Although the composition of plutonium may remain the same, even subtle changes in the crystalline structure can render nuclear grade material more sensitive to decay or create localized pockets of greater neutron capture which may result in a partial or complete “fizzle” (incomplete detonation). Highly enriched uranium is especially sensitive to this due to the slow rate of the supercritical reaction, but plutonium, which always has small proportions of [sup]24-[/sup]Pu (with a similar thermal neutron capture cross section but much higher rate of decay) can result in both unintentional detonation or “poisoning” the pit by breeding [sup]241[/sup]Pu and other radioactive isotopes with lower yield. The modulated neutron initiator is also a component that undergoes aging degradation. It is true that the non-nuclear materials are also subject to age-related degradation, especially the chemical explosive lenses, and exploding bridgewire detonators or slapper detonators, as well as non-reactive structural polymers. Mechanical corrosion is not typically a concern as the weapons are stored and processed in a controlled environment and materials are selected for low sensitivity to electrovalent interaction.

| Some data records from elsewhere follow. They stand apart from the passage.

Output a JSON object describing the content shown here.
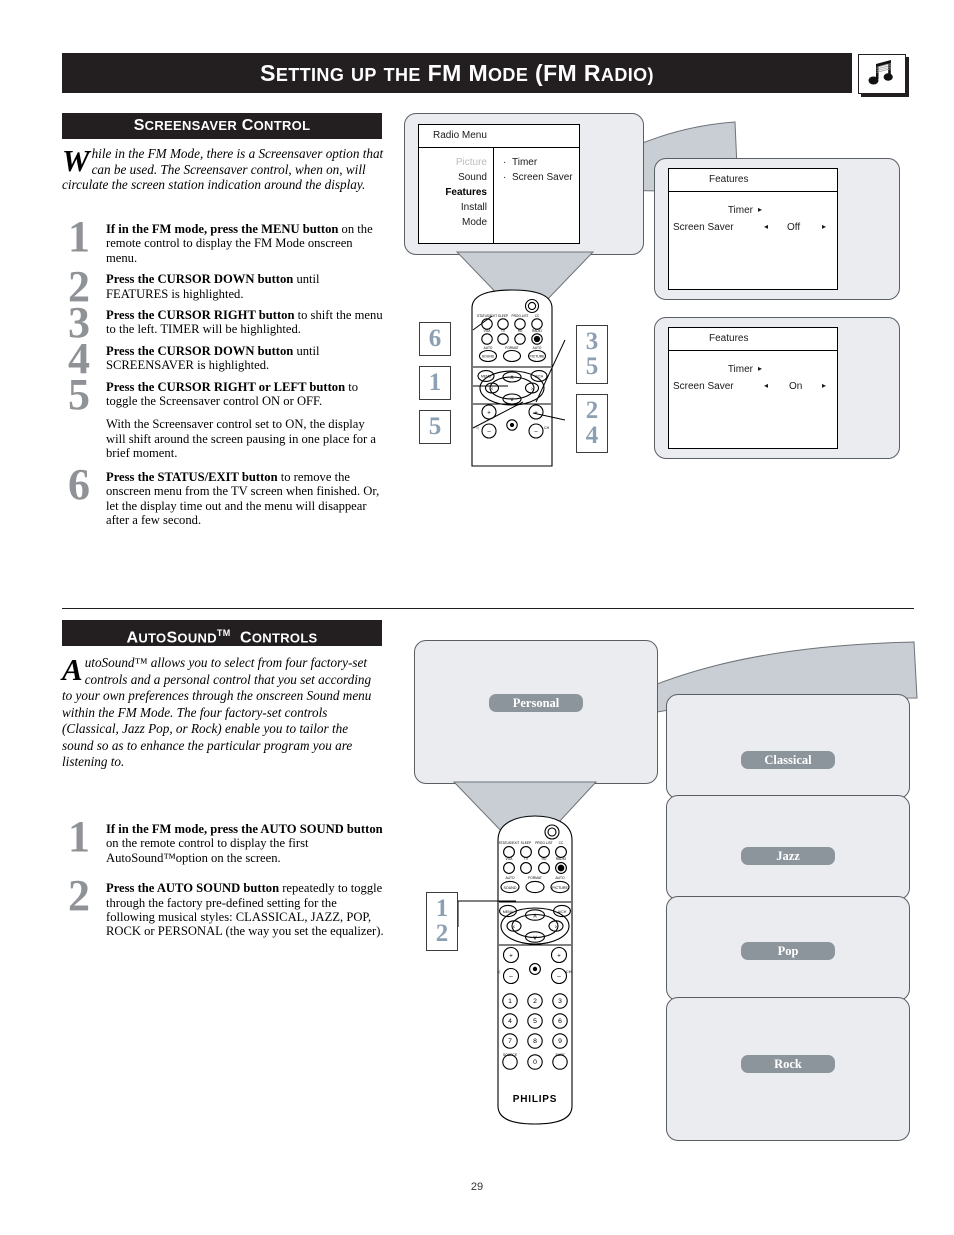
{
  "header": {
    "title_parts": [
      {
        "t": "S",
        "big": true
      },
      {
        "t": "ETTING",
        "big": false
      },
      {
        "t": " ",
        "big": false
      },
      {
        "t": "UP",
        "big": false
      },
      {
        "t": " ",
        "big": false
      },
      {
        "t": "THE",
        "big": false
      },
      {
        "t": " ",
        "big": false
      },
      {
        "t": "FM",
        "big": true
      },
      {
        "t": " ",
        "big": false
      },
      {
        "t": "M",
        "big": true
      },
      {
        "t": "ODE",
        "big": false
      },
      {
        "t": " (",
        "big": true
      },
      {
        "t": "FM",
        "big": true
      },
      {
        "t": " ",
        "big": false
      },
      {
        "t": "R",
        "big": true
      },
      {
        "t": "ADIO",
        "big": false
      },
      {
        "t": ")",
        "big": true
      }
    ],
    "title": "SETTING UP THE FM MODE (FM RADIO)",
    "icon": "music-note-icon"
  },
  "page_number": "29",
  "section1": {
    "heading": "SCREENSAVER CONTROL",
    "heading_caps": "S",
    "intro_dropcap": "W",
    "intro": "hile in the FM Mode, there is a Screensaver option that can be used. The Screensaver control, when on, will circulate the screen station indication around the display.",
    "steps": [
      {
        "num": "1",
        "bold": "If in the FM mode, press the MENU button",
        "rest": " on the remote control to display the FM Mode onscreen menu."
      },
      {
        "num": "2",
        "bold": "Press the CURSOR DOWN button",
        "rest": " until FEATURES is highlighted."
      },
      {
        "num": "3",
        "bold": "Press the CURSOR RIGHT button",
        "rest": " to shift the menu to the left. TIMER will be highlighted."
      },
      {
        "num": "4",
        "bold": "Press the CURSOR DOWN button",
        "rest": " until SCREENSAVER is highlighted."
      },
      {
        "num": "5",
        "bold": "Press the CURSOR RIGHT or LEFT button",
        "rest": " to toggle the Screensaver control ON or OFF."
      }
    ],
    "note": "With the Screensaver control set to ON, the display will shift around the screen pausing in one place for a brief moment.",
    "step6": {
      "num": "6",
      "bold": "Press the STATUS/EXIT button",
      "rest": " to remove the onscreen menu from the TV screen when finished. Or, let the display time out and the menu will disappear after a few second."
    }
  },
  "radio_menu": {
    "title": "Radio Menu",
    "left_items": [
      {
        "label": "Picture",
        "state": "dim"
      },
      {
        "label": "Sound",
        "state": "normal"
      },
      {
        "label": "Features",
        "state": "bold"
      },
      {
        "label": "Install",
        "state": "normal"
      },
      {
        "label": "Mode",
        "state": "normal"
      }
    ],
    "right_items": [
      "Timer",
      "Screen Saver"
    ],
    "bullet": "·"
  },
  "features_panel_off": {
    "title": "Features",
    "row1_label": "Timer",
    "row1_arrow": "▸",
    "row2_label": "Screen Saver",
    "row2_left_arrow": "◂",
    "row2_value": "Off",
    "row2_right_arrow": "▸"
  },
  "features_panel_on": {
    "title": "Features",
    "row1_label": "Timer",
    "row1_arrow": "▸",
    "row2_label": "Screen Saver",
    "row2_left_arrow": "◂",
    "row2_value": "On",
    "row2_right_arrow": "▸"
  },
  "callout_tags_top": {
    "left_6": "6",
    "left_1": "1",
    "left_5": "5",
    "right_3": "3",
    "right_5": "5",
    "right_2": "2",
    "right_4": "4"
  },
  "callout_tags_bottom": {
    "t1": "1",
    "t2": "2"
  },
  "remote": {
    "brand": "PHILIPS",
    "power": "power-icon",
    "row1": [
      {
        "label": "STATUS/EXIT"
      },
      {
        "label": "SLEEP"
      },
      {
        "label": "PROG. LIST"
      },
      {
        "label": "CC"
      }
    ],
    "row2": [
      {
        "label": "VGA"
      },
      {
        "label": "TV"
      },
      {
        "label": "HD"
      },
      {
        "label": "RADIO"
      }
    ],
    "row3": [
      {
        "label": "AUTO",
        "sub": "SOUND"
      },
      {
        "label": "FORMAT",
        "sub": ""
      },
      {
        "label": "AUTO",
        "sub": "PICTURE"
      }
    ],
    "menu": "MENU",
    "ach": "A/CH",
    "cursor_up": "∧",
    "cursor_down": "∨",
    "cursor_left": "‹",
    "cursor_right": "›",
    "vol_label": "◁",
    "ch_label": "CH",
    "mute": "mute-icon",
    "plus": "+",
    "minus": "−",
    "digits": [
      "1",
      "2",
      "3",
      "4",
      "5",
      "6",
      "7",
      "8",
      "9",
      "0"
    ],
    "source": "SOURCE",
    "surf": "SURF"
  },
  "section2": {
    "heading_a": "A",
    "heading_utosound": "UTO",
    "heading_sound": "S",
    "heading_sound_rest": "OUND",
    "heading_tm": "TM",
    "heading_c": "C",
    "heading_controls": "ONTROLS",
    "heading": "AUTOSOUND™ CONTROLS",
    "intro_dropcap": "A",
    "intro": "utoSound™ allows you to select from four factory-set controls and a personal control that you set according to your own preferences through the onscreen Sound menu within the FM Mode. The four factory-set controls (Classical, Jazz Pop, or Rock) enable you to tailor the sound so as to enhance the particular program you are listening to.",
    "steps": [
      {
        "num": "1",
        "bold": "If in the FM mode, press the AUTO SOUND button",
        "rest": " on the remote control to display the first AutoSound™option on the screen."
      },
      {
        "num": "2",
        "bold": "Press the AUTO SOUND button",
        "rest": " repeatedly to toggle through the factory pre-defined setting for the following musical styles: CLASSICAL, JAZZ, POP, ROCK or PERSONAL (the way you set the equalizer)."
      }
    ]
  },
  "autosound_panels": [
    {
      "label": "Personal"
    },
    {
      "label": "Classical"
    },
    {
      "label": "Jazz"
    },
    {
      "label": "Pop"
    },
    {
      "label": "Rock"
    }
  ],
  "colors": {
    "header_bg": "#231f20",
    "bubble_bg": "#eaecef",
    "bubble_border": "#5a5f63",
    "wedge": "#c9ced4",
    "step_number": "#8f9296",
    "tag_number": "#8d9fb3",
    "chip_bg": "#8d959c"
  }
}
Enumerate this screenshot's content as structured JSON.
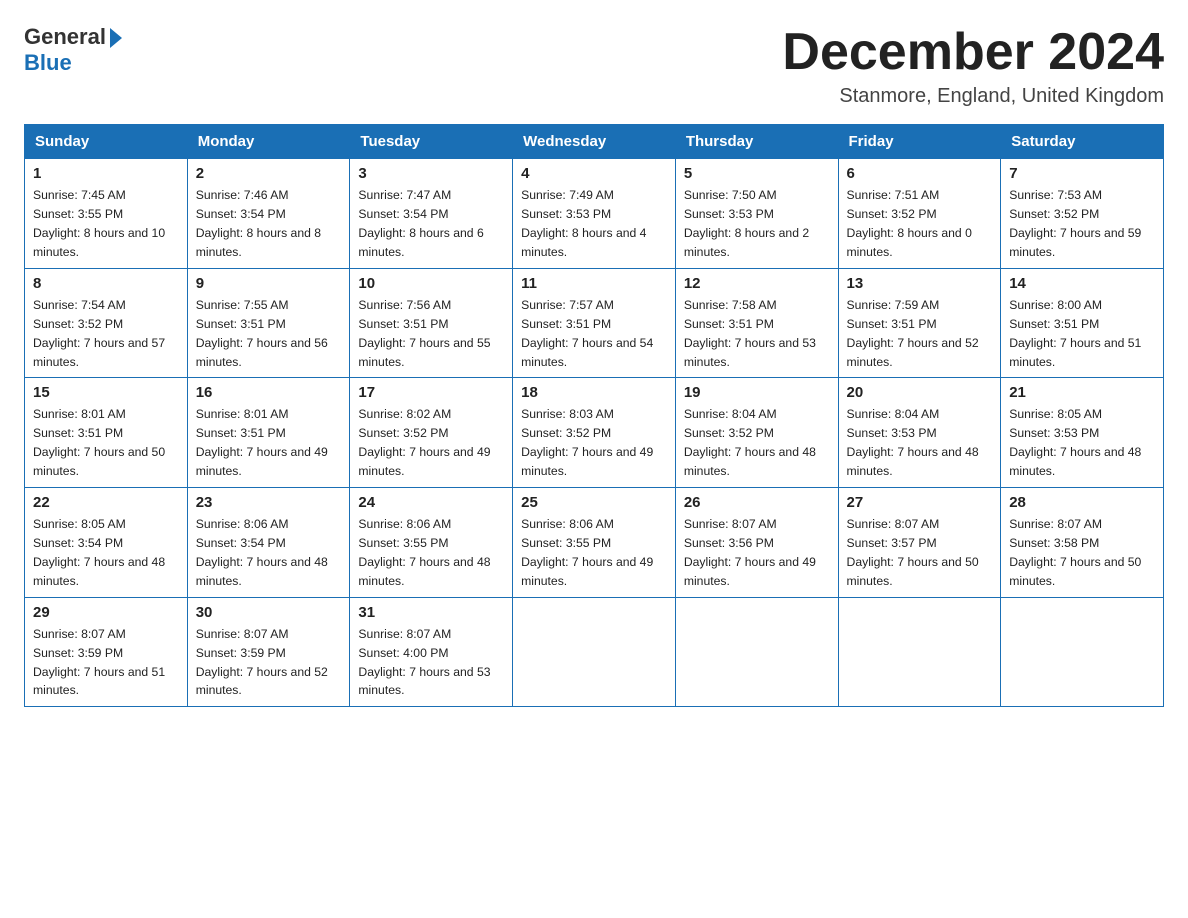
{
  "header": {
    "logo_general": "General",
    "logo_blue": "Blue",
    "title": "December 2024",
    "location": "Stanmore, England, United Kingdom"
  },
  "weekdays": [
    "Sunday",
    "Monday",
    "Tuesday",
    "Wednesday",
    "Thursday",
    "Friday",
    "Saturday"
  ],
  "weeks": [
    [
      {
        "day": "1",
        "sunrise": "7:45 AM",
        "sunset": "3:55 PM",
        "daylight": "8 hours and 10 minutes."
      },
      {
        "day": "2",
        "sunrise": "7:46 AM",
        "sunset": "3:54 PM",
        "daylight": "8 hours and 8 minutes."
      },
      {
        "day": "3",
        "sunrise": "7:47 AM",
        "sunset": "3:54 PM",
        "daylight": "8 hours and 6 minutes."
      },
      {
        "day": "4",
        "sunrise": "7:49 AM",
        "sunset": "3:53 PM",
        "daylight": "8 hours and 4 minutes."
      },
      {
        "day": "5",
        "sunrise": "7:50 AM",
        "sunset": "3:53 PM",
        "daylight": "8 hours and 2 minutes."
      },
      {
        "day": "6",
        "sunrise": "7:51 AM",
        "sunset": "3:52 PM",
        "daylight": "8 hours and 0 minutes."
      },
      {
        "day": "7",
        "sunrise": "7:53 AM",
        "sunset": "3:52 PM",
        "daylight": "7 hours and 59 minutes."
      }
    ],
    [
      {
        "day": "8",
        "sunrise": "7:54 AM",
        "sunset": "3:52 PM",
        "daylight": "7 hours and 57 minutes."
      },
      {
        "day": "9",
        "sunrise": "7:55 AM",
        "sunset": "3:51 PM",
        "daylight": "7 hours and 56 minutes."
      },
      {
        "day": "10",
        "sunrise": "7:56 AM",
        "sunset": "3:51 PM",
        "daylight": "7 hours and 55 minutes."
      },
      {
        "day": "11",
        "sunrise": "7:57 AM",
        "sunset": "3:51 PM",
        "daylight": "7 hours and 54 minutes."
      },
      {
        "day": "12",
        "sunrise": "7:58 AM",
        "sunset": "3:51 PM",
        "daylight": "7 hours and 53 minutes."
      },
      {
        "day": "13",
        "sunrise": "7:59 AM",
        "sunset": "3:51 PM",
        "daylight": "7 hours and 52 minutes."
      },
      {
        "day": "14",
        "sunrise": "8:00 AM",
        "sunset": "3:51 PM",
        "daylight": "7 hours and 51 minutes."
      }
    ],
    [
      {
        "day": "15",
        "sunrise": "8:01 AM",
        "sunset": "3:51 PM",
        "daylight": "7 hours and 50 minutes."
      },
      {
        "day": "16",
        "sunrise": "8:01 AM",
        "sunset": "3:51 PM",
        "daylight": "7 hours and 49 minutes."
      },
      {
        "day": "17",
        "sunrise": "8:02 AM",
        "sunset": "3:52 PM",
        "daylight": "7 hours and 49 minutes."
      },
      {
        "day": "18",
        "sunrise": "8:03 AM",
        "sunset": "3:52 PM",
        "daylight": "7 hours and 49 minutes."
      },
      {
        "day": "19",
        "sunrise": "8:04 AM",
        "sunset": "3:52 PM",
        "daylight": "7 hours and 48 minutes."
      },
      {
        "day": "20",
        "sunrise": "8:04 AM",
        "sunset": "3:53 PM",
        "daylight": "7 hours and 48 minutes."
      },
      {
        "day": "21",
        "sunrise": "8:05 AM",
        "sunset": "3:53 PM",
        "daylight": "7 hours and 48 minutes."
      }
    ],
    [
      {
        "day": "22",
        "sunrise": "8:05 AM",
        "sunset": "3:54 PM",
        "daylight": "7 hours and 48 minutes."
      },
      {
        "day": "23",
        "sunrise": "8:06 AM",
        "sunset": "3:54 PM",
        "daylight": "7 hours and 48 minutes."
      },
      {
        "day": "24",
        "sunrise": "8:06 AM",
        "sunset": "3:55 PM",
        "daylight": "7 hours and 48 minutes."
      },
      {
        "day": "25",
        "sunrise": "8:06 AM",
        "sunset": "3:55 PM",
        "daylight": "7 hours and 49 minutes."
      },
      {
        "day": "26",
        "sunrise": "8:07 AM",
        "sunset": "3:56 PM",
        "daylight": "7 hours and 49 minutes."
      },
      {
        "day": "27",
        "sunrise": "8:07 AM",
        "sunset": "3:57 PM",
        "daylight": "7 hours and 50 minutes."
      },
      {
        "day": "28",
        "sunrise": "8:07 AM",
        "sunset": "3:58 PM",
        "daylight": "7 hours and 50 minutes."
      }
    ],
    [
      {
        "day": "29",
        "sunrise": "8:07 AM",
        "sunset": "3:59 PM",
        "daylight": "7 hours and 51 minutes."
      },
      {
        "day": "30",
        "sunrise": "8:07 AM",
        "sunset": "3:59 PM",
        "daylight": "7 hours and 52 minutes."
      },
      {
        "day": "31",
        "sunrise": "8:07 AM",
        "sunset": "4:00 PM",
        "daylight": "7 hours and 53 minutes."
      },
      null,
      null,
      null,
      null
    ]
  ],
  "labels": {
    "sunrise": "Sunrise:",
    "sunset": "Sunset:",
    "daylight": "Daylight:"
  }
}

However, aging surveillance is mostly performed on subscale articles and, when Arrhenius relationships can be established, temperature-accelerated aging. Aging trends for nuclear weapons require many more test articles and much longer time frames than are typically useful for establishing aging trends, especially establishing the threshold after which weapons may “fall off a cliff” in terms of stability or reliability, which generally can’t be established analytically with any precision and have to be established by letting the weapons achieve that age, which is obviously problematic. Testing of weapons is usually done on new or modified weapon designs to ground analytical simulations and provide refinement for estimates of yield. This was especially critical with the first boosted fission and thermonuclear fusion devices, as the rate of reaction was far in excess of the ability to simulate reactions computationally in the 'Fifties and early 'Sixties. (The reasons for this are complex, but basically fission reactions can be calculated on a purely stochastic basis, while fusion reactions require more direct simulation “random walk” type approach that is much more computationally intensive.) By the 'Seventies and the advent of scalar supercomputers it was much easier to simulate fusion reactions, and today you can run sophisticated nuclear “hydrocodes” capable of modeling a fusion device on a desktop computer in a few hours.

Prior to modern computing capability, the only way to obtain any realistic estimates of yield and reliability were to perform testing. Plus, aboveground testing was visually impressive and made for good propaganda in the early days of the Cold War.

Stranger

I know that, but if you look at the timeline, there were a couple of hundred tests done by the Soviet Union before the test ban treaty and over three hundred done by the United States.

The radiation and nuclear material involved in a sustained reaction is actually quite large compared to a nuclear blast. Nuclear bombs work because they release all of their energy in an instant. A kiloton of energy is 4.184 Terajoules, and each reactor at Chernobyl was putting out 3.2 gigawatts of thermal power, so the energy equivalent of a Hiroshima bomb every 4 Hours 45 minutes.

(Not very) fun fact: Japanese were the first victims of the atomic bomb and the hydrogen bomb.

IIRC the US tests did kill quite a few shep in the Nevada - Utah area, and the consensus is they also killed John Wayne. The fliming of his Genghi Kahn epic (The Conqueror) was going on downwind from one of the tests, and odds are it casued the cancer which did him in a few decades later.

The last few French tests in the South Pacific were also done underground.